If President Bush fails to find agreement with his South Korean hosts over how to handle their Norhtern neighbors, that may be because President Kim Dae Jung is something of a lame duck. The South Korean leader, who made his "Sunshine Policy" of reconciliation with North Korea the cneterpiece of his presidency, steps down in December. And the race to succeed Kim is expected to be won by the main opposition party, whose view of North Korea is considerably less sunny than Kim's.

President Bush meets with his South Korean counterpart Wednesday, after his arrival in Seoul on Tuesday was greeted by protests. The protestors may be drawn largely from a small, leftwing minority, but a far broader group of Koreans have mixed feelings about President Bush's visit, particularly in the wake of his "axis of evil" comments about North Korea. The fact that they're first in the firing line in the event of any escalation of tension with North Korea makes them anxious about what the "evil" characterization implies for U.S. intentions towards the regime in Pyongyang.

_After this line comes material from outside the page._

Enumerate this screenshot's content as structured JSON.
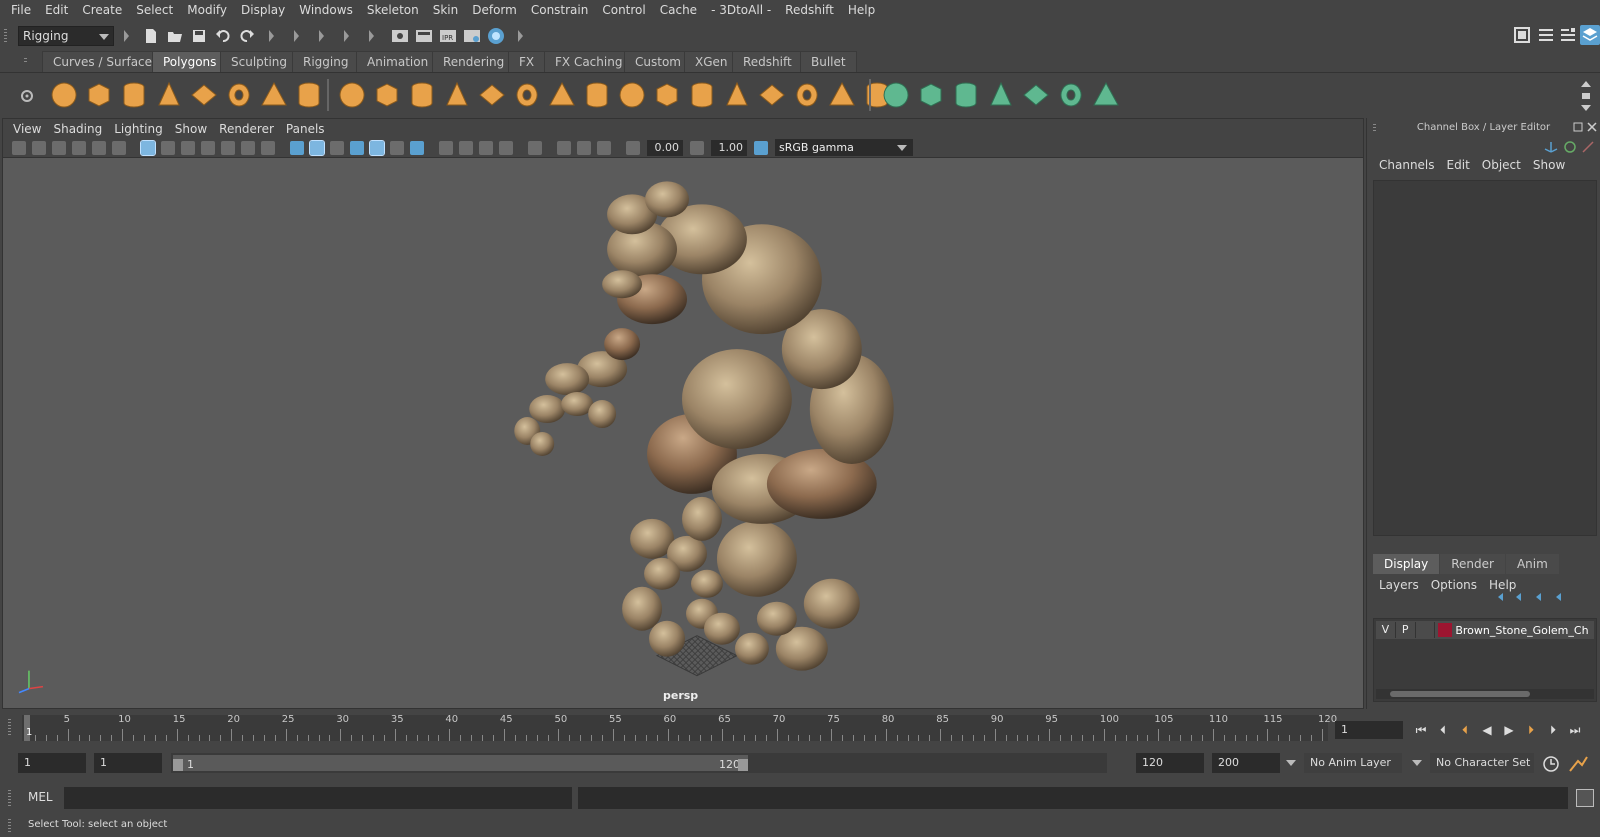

Attitudes towards America vary across generations in South Korea. The older generation has traditionally been quite pro-American, but the younger generation much less so. In fact, anti-Americanism is slowly growing here. Even coverage of the Winter Olympics, in which the Koreans have not performed as well as they'd expected, has been filled with insinuations about biased U.S. judging. And this view of the Olympics is often mentioned in the same breath as President Bush's North Korea policy.

President Kim Dae Jung is hoping that President Bush will affirm his policy of engagement with the North, particularly after being embarrassed on a visit to Washington last year when the U.S. president publicly expressed skepticism over whether North Korea could be trusted. But while the Bush administration is saying it remains willing to talk to North Korea, the "axis of evil" speech may have killed any chance of dialogue — that kind of pressure tends to drive the North Koreans deeper into their shell.

Still, the Bush administration may be taking a long-term view. South Korea's main opposition party opposes the "Sunshine Policy," saying the South should demand more reciprocity from the North for such gestures as sending food aid. The opposition's position was closer to Washington's, at least before the "axis of evil" speech — they may not go along with Bush demonizing North Korea. But if the predicted opposition victory in December materializes, there would likely be a hardening of Seoul's own position towards North Korea. Some Koreans suspect that Washington is simply waiting out President Kim Dae Jung's term, in the hope that its position will be more in alignment with his successor.